Our 3 Calls For Trade And Supply Chains| MENAFN.COM

Monday, 30 January 2023 06:03 GMT

Our 3 Calls For Trade And Supply Chains

(MENAFN- ING) 1 World trade will hardly grow as consumer demand falters

Global trade entered the slow lane at the end of 2022
and will continue to face headwinds in the new year. The push from industrial production will be weaker, while consumer product trade will slump following the surge seen during the
Covid-19 pandemic. Inventories of products such as furniture, toys and accessories have piled up in the US and EU with consumers shifting back their spending to services. A reverse 'bullwhip effect'
of adapting high stock
levels to lower consumer demand across the supply chain created an adverse overreaction after the summer of 2022, which will gradually normalise in the new year. Things will therefore look less gloomy than autumn figures on
container throughput
suggest. Nevertheless, 2023 will still look
bleak for containerised trade (consumer products) which is normally
a growth centre. In liquid bulk (liquefied natural gas, oil products, chemicals) and some dry bulk categories (grain) we still expect stronger trade development, but overall world merchandise trade growth is expected to be limited to only
1% , compared to a ten-year average of 2-3%.

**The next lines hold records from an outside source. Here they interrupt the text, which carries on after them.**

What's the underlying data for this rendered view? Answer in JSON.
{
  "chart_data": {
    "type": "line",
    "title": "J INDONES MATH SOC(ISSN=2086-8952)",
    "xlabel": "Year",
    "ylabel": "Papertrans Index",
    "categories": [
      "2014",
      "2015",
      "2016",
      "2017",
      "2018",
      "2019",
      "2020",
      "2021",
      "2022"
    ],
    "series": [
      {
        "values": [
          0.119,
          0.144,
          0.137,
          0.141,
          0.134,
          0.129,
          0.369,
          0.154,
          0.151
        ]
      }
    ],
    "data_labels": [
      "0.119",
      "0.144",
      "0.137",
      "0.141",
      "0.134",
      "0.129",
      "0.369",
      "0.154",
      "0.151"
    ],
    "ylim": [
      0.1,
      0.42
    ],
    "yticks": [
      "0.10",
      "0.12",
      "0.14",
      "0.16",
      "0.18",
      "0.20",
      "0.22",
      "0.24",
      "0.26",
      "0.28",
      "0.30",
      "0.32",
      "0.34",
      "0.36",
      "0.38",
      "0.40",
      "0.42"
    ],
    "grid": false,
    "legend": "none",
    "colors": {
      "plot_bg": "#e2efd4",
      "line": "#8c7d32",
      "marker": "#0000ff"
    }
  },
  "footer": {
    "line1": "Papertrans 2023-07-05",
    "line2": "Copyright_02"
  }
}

2 Frictions in supply chains persist despite resolving logistics bottlenecks

Supply chains are expected to remain unbalanced in 2023, due to shifting trade patterns (because of sanctions on Russia and geopolitical tensions) and ongoing mismatches in supply chains for chips but also for other components, parts, as well as
raw materials. Logistical bottlenecks started to subside in 2022 with the clearing of
congestion at the US port LA-Long beach a turning point. But the recovery of schedule reliability will take us far into 2023 and this also holds for the normalisation of overseas lead times. Supply chains will also remain
fragile during 2023 as Chinese Covid-19 policies
are still unpredictable (potentially also leading
to longer Chinese New Year closings),
the war in Ukraine and related sanctions continue
to impact trade, and strikes among
the stretched workforce still
pose a higher risk in a still
inflationary environment.

3 Lower transport costs for overseas container trade, but not in tanker shipping

After spiking at the start of 2022, container spot rates have plummeted since the summer almost returning to pre-pandemic levels on major trade lanes just before the start of the new year. Container liners will try to manage excess capacity by blanking sailings, with the cost base of carriers being higher than pre-pandemic, but blocked capacity is gradually being
released and a flood of incoming new build capacity will add
to the downward pressure on freight rates in 2023. On the liquid bulk side of global trade, it's a different story. The ban on Russian oil and the imposed cap for carrying and insuring
Russian oil has
trade patterns and led to longer sailing routes . This has resulted in
inefficiencies, and the rush to replace piped Russian gas will also continue to push up liquefied natural gas (LNG) tanker rates in 2023.